Fast Times At Ridgemont High: If you think Clueless holds the crown as the #1 teen movie of all time, then you need to stop everything and watch the other teen comedy by its director, Amy Heckerling. Heckerling’s 1982 directorial debut is based on the real-life experiences of Cameron Crowe (who you already know as the director of Almost Famous). It follows what really happens when a Rolling Stone journalist goes undercover at a large California high school. The whole incognito thing might not happen IRL, but relationship problems, annoying jobs, and plenty of blowing off assignments definitely do. If the hilarious plot is one of the things that make this comedy so great, then the cast—which includes Nicolas Cage, Sean Penn, Jennifer Jason Leigh, and more—is the other. Pre-Superbad, American Pie, and even She’s All That, consider this movie the grandfather of high school slapstick comedy.

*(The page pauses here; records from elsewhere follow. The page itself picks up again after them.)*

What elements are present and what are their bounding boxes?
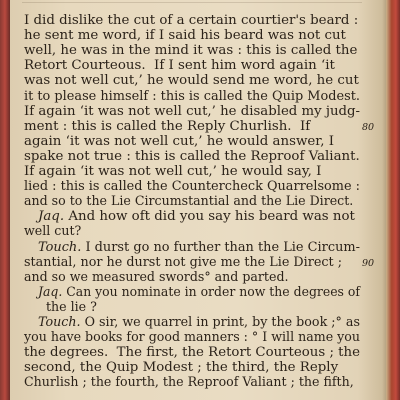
line-text: you have books for good manners : ° I will name you (24, 329, 361, 345)
line-text: If again ‘it was not well cut,’ he would say, I (24, 163, 322, 178)
line-text: Can you nominate in order now the degrees of (62, 283, 360, 299)
line-text: well, he was in the mind it was : this is called the (24, 42, 358, 58)
text-line (24, 165, 321, 178)
text-line (24, 102, 360, 118)
speaker-name: Jaq. (38, 283, 63, 299)
line-text: If again ‘it was not well cut,’ he disabled my judg- (24, 102, 360, 118)
text-line (24, 331, 360, 344)
line-text: I did dislike the cut of a certain courtier's beard : (24, 12, 359, 27)
line-text: he sent me word, if I said his beard was not cut (24, 27, 346, 43)
speaker-name: Touch. (38, 314, 81, 329)
text-line (24, 195, 353, 208)
text-line (24, 268, 289, 284)
line-text: lied : this is called the Countercheck Quarrelsome : (24, 178, 360, 194)
book-page (10, 0, 388, 400)
text-line (24, 253, 342, 269)
line-text: and so to the Lie Circumstantial and the Lie Direct. (24, 193, 354, 209)
text-line (46, 298, 97, 314)
text-line (38, 238, 360, 254)
line-text: O sir, we quarrel in print, by the book ;° as (80, 314, 360, 329)
speaker-name: Touch. (38, 238, 82, 254)
line-text: second, the Quip Modest ; the third, the Reply (24, 359, 339, 375)
line-text: Churlish ; the fourth, the Reproof Valiant ; the fifth, (24, 374, 354, 390)
text-line (24, 74, 359, 87)
speaker-name: Jaq. (38, 208, 65, 224)
text-line (24, 44, 357, 57)
line-number: 80 (362, 121, 375, 133)
book-spine-left (0, 0, 10, 400)
line-text: And how oft did you say his beard was not (64, 208, 355, 224)
line-text: well cut? (24, 223, 82, 239)
cropped-running-head (22, 0, 362, 3)
line-number: 90 (362, 257, 375, 269)
text-line (24, 147, 360, 163)
text-line (24, 180, 360, 193)
line-text: I durst go no further than the Lie Circum- (81, 238, 360, 254)
line-text: the degrees. The first, the Retort Courteous ; the (24, 344, 360, 360)
line-text: ment : this is called the Reply Churlish. If (24, 117, 311, 133)
text-line (38, 316, 360, 329)
line-text: spake not true : this is called the Reproof Valiant. (24, 147, 360, 163)
text-line (24, 29, 346, 42)
text-line (24, 14, 358, 27)
line-text: Retort Courteous. If I sent him word again ‘it (24, 57, 335, 73)
text-line (24, 376, 354, 389)
text-line (24, 346, 360, 359)
text-line (24, 87, 360, 103)
line-text: it to please himself : this is called the Quip Modest. (24, 87, 360, 103)
text-line (24, 225, 81, 238)
book-edge-right (386, 0, 400, 400)
line-text: again ‘it was not well cut,’ he would answer, I (24, 132, 334, 148)
text-line (38, 210, 355, 223)
text-line (24, 361, 338, 374)
line-text: the lie ? (46, 298, 97, 314)
line-text: and so we measured swords° and parted. (24, 268, 289, 284)
text-line (24, 59, 335, 72)
line-text: was not well cut,’ he would send me word, he cut (24, 72, 359, 88)
text-line (38, 283, 360, 299)
line-text: stantial, nor he durst not give me the Lie Direct ; (24, 253, 342, 269)
text-line (24, 132, 334, 148)
text-line (24, 117, 311, 133)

The Last Picture Show: This classic film was made all the way back in 1971—meaning you can only watch it in black and white—but the oldie-but-goodie is still totally relevant in 2015. Starring Hollywood greats like Jeff Bridges and Cybill Shepherd, the drama follows a group of high school seniors in a run-down, one-horse Texas town. As they get closer to graduation, dark secrets between the friends suddenly come to surface: affairs with married adults, blow-up breakups, and the truth behind the deaths of some of their classmates. Despite these painful issues, this heart wrenchingly honest movie thankfully never becomes too much of a downer. It even won a coveted 4/4 stars from famed movie reviewer Robert Ebert (practically unheard of!), which means you should probably add it to your must-watch list ASAP.

Rushmore: Spoiler alert: Wes Anderson’s first-ever high school movie is so Wes Anderson. This 1998 flick (his follow-up to The Royal Tenenbaums) casts an adorably awkward Jason Schwartzman as Max Fischer as he tries to navigate the cringeworthy halls of high school. Max is, uh, eccentric in the best ways possible, participating in every extracurricular imaginable, falling in love with his teacher, and even getting expelled for attempting to build an aquarium on school property (just go with us here…). The plot is stellar, the onscreen style is Halloween costume-worthy, and the soundtrack is A+.